Another entirely free (except for those previously mentioned special exhibitions) museum is the Ian Potter Centre at Federation Square (corner of Swanston Street and Flinders Street). This smaller museum is dedicated to Australian art. Although it is part of the National Gallery of Victoria, it is housed up the street from the main NGV in a light, airy, and very contemporary glass and steel building set amidst the ultra-modern Federation Square complex.

Finally, there is the Australian Centre for Contemporary Art — ACCA (111 Sturt Street in the Southbank area) and it too is completely free of entry charges. The stated goal of this particular institution is as follows. “It is the only major public art gallery in Australia focused on commissioning rather than collecting.” For that reason, there is a non-stop stream of cutting edge exhibitions to entice those interested in contemporary art.

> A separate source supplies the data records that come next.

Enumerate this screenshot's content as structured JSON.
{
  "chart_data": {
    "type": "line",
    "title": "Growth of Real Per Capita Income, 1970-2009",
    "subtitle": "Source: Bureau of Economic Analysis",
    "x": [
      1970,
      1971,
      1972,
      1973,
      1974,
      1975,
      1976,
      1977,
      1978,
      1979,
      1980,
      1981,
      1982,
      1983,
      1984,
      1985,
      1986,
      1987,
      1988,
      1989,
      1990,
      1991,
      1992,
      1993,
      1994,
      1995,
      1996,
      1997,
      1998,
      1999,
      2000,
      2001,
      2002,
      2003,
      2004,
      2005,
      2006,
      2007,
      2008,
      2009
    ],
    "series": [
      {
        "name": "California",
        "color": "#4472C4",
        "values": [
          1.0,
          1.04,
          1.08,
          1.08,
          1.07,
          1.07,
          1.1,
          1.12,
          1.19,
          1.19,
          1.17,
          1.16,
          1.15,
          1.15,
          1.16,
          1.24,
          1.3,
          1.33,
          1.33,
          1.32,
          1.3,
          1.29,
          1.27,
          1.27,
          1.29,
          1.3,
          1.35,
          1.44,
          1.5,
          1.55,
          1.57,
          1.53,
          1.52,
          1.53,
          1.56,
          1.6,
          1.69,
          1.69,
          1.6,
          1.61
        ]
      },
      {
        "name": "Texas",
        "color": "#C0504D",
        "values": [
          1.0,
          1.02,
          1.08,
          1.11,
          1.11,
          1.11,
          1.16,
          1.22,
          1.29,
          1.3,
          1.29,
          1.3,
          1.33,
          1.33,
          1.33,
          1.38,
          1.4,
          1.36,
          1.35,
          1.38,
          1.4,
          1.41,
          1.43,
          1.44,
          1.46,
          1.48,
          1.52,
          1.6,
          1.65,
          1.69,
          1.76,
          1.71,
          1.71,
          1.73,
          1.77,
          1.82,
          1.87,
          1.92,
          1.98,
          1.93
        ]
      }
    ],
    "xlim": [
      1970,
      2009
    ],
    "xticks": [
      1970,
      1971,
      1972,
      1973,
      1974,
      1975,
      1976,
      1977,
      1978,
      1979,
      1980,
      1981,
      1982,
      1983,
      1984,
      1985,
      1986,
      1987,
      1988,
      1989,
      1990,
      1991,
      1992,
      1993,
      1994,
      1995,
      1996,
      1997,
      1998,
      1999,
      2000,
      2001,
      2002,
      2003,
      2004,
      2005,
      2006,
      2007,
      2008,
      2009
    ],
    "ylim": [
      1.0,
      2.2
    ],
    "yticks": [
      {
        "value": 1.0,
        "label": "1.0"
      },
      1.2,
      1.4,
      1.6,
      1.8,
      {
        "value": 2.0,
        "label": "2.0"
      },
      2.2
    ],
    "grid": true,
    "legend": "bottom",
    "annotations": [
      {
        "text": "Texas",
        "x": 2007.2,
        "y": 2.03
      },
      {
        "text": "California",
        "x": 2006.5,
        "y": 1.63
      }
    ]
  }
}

This three-part article on frugal travel in Melbourne has barely scratched the surface of your options for places to stay, places to eat, sights to see, or walks to enjoy. My intention was to allow the reader to fine-tune their trip according to their interests and needs. I also hoped to let you understand that absorbing the media’s ongoing statement that Melbourne is one of the world’s most expensive cities comes at a cost. It closes people’s minds to the alternatives to big-price-ticket travel — alternatives called frugal travel, budget travel, manageable travel that keep those dollars in your pocket to spend as you choose, not as you must if you are booked into 5 star hotels and are only eating at 5 star restaurants. Frugal travel makes the world a better place for all of us because it gives us freedom and choice.